Alternatively, that dictum may mean that there is no self-contained world of ideas -apart from those ideas which the physical power of victorious social groups allows to exist because they serve their practical purposes (wealth and power). If there are ideas which cannot be pressed into the service of the political interests of the dominant groups (or individuals upholding these ideas), then they ought to be destroyed. Individuals and their idea(l)s have no inherent theoretic (and hence ontological) worth. They are mere "place-holders" in "structures". Only those idea(l)s have the right to exist that serve the "good" structure as the only "true" theory (the one held by "us") defines it. It all coheres in one appalling, groundless circle of empty talk.

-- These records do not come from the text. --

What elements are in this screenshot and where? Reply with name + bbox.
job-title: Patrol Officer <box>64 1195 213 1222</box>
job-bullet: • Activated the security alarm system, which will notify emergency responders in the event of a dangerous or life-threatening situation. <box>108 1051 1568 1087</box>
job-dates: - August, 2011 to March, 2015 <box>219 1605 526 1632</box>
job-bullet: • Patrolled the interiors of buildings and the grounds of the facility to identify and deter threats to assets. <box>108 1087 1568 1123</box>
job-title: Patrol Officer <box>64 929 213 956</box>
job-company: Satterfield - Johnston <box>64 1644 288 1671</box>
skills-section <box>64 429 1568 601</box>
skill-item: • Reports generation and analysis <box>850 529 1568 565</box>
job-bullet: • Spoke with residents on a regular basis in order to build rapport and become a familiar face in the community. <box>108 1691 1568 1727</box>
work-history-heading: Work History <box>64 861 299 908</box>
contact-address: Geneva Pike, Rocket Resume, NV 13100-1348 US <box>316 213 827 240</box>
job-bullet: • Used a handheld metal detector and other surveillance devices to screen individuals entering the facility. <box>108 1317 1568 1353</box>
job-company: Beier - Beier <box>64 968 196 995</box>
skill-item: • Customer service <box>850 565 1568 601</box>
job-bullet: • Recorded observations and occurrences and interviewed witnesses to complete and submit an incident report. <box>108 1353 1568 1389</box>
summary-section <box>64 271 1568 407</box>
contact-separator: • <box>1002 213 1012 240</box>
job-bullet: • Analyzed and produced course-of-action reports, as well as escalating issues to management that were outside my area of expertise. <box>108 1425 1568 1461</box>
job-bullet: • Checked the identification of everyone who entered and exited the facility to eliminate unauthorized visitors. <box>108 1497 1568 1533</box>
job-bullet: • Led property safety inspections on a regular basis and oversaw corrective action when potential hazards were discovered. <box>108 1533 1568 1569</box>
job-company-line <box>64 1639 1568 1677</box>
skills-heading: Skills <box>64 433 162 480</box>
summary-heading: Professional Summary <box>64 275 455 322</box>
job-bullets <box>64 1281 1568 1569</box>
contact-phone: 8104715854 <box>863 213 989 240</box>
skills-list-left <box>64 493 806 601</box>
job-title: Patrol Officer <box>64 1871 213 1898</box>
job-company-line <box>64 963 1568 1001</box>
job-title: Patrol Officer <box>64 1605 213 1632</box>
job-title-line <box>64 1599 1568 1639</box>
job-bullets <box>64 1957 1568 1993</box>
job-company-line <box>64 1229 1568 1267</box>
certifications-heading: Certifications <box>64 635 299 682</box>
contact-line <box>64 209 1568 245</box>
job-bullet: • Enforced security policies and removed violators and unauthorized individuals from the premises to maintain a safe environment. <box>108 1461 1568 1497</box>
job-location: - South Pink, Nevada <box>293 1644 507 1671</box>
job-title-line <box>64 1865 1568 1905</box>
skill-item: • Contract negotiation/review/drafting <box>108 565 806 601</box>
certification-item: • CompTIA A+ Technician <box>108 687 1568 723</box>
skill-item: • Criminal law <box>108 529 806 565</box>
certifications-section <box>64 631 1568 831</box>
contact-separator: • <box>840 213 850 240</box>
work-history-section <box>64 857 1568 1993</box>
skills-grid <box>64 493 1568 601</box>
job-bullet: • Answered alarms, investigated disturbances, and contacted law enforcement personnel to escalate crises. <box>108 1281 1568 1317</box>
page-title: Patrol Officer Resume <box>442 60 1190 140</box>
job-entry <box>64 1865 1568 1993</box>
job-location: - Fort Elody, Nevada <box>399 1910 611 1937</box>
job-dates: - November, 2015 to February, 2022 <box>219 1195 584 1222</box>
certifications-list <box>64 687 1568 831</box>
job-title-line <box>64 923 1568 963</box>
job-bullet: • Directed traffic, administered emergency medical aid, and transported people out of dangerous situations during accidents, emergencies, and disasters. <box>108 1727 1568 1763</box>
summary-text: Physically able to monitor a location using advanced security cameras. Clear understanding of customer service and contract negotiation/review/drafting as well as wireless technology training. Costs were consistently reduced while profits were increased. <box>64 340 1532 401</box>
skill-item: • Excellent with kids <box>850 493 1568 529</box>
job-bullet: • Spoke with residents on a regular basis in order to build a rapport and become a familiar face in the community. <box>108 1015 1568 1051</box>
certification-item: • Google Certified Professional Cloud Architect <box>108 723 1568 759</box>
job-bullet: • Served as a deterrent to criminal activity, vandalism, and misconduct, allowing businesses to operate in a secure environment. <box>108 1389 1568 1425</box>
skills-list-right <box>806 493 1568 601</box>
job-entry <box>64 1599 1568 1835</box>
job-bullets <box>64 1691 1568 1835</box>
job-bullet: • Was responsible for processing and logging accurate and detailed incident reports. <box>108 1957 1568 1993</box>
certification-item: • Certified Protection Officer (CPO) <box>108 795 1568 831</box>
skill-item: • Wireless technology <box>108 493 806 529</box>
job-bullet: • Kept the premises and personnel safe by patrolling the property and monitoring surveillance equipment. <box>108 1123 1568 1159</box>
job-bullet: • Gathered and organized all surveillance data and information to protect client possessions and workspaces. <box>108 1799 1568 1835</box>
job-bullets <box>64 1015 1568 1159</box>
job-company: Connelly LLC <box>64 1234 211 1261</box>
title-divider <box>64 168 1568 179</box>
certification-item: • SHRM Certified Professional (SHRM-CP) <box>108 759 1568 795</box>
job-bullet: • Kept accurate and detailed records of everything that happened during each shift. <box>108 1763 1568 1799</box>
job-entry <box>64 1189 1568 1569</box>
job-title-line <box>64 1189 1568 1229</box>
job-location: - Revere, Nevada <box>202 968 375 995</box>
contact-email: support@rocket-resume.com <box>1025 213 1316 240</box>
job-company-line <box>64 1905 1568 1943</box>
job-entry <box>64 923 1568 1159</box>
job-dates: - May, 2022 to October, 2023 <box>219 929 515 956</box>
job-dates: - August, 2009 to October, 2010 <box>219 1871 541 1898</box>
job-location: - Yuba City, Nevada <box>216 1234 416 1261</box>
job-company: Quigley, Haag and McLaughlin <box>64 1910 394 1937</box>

So all in all, this stupefying conceit of the Theoretician-as-God has absolutely nothing to do with good old Marx and his rather common sense idea of science taken from the real scientific activity and achievement of his time. In Marx's idea of science empiricism is indeed the only epistemological means of getting at reality as it is in itself. In this view of science empiricism is indispensable, but science does not end with empiricism (which in and of itself is solipsistic and relativist, and only to be rescued from these traps by a theistic postulate in the manner of Berkeley and Descartes). Scientific empiricism is underpinned by a realist metaphysic, namely the belief that there is indeed an objective world separate from and ontologically independent from our theories, whose truth depends upon whether they allow us to make a connection with this self-contained sphere of objective Being. Now, how this is possible is a mightily vexed issue in the philosophy of real science -as opposed to that caricature of pseudo-science the Althusserians specialize in. It is also extremely problematic how one can apply this understanding of science to historical knowledge -as Marx too readily assumed. And this is of course the reason for Marx's endless vacillation between a positivist and a historicist model of knowledge. There is indeed a tortured confusion about these issues in the very heart of Marxian theory. But this confusion derived from too great a respect for natural science as practiced by real scientists. And it is an insult to call "Marxist" the obscurantist mysticism of our structuralist and post-structuralist friends with its rabid hatred, born of utter ignorance, of the scientific spirit.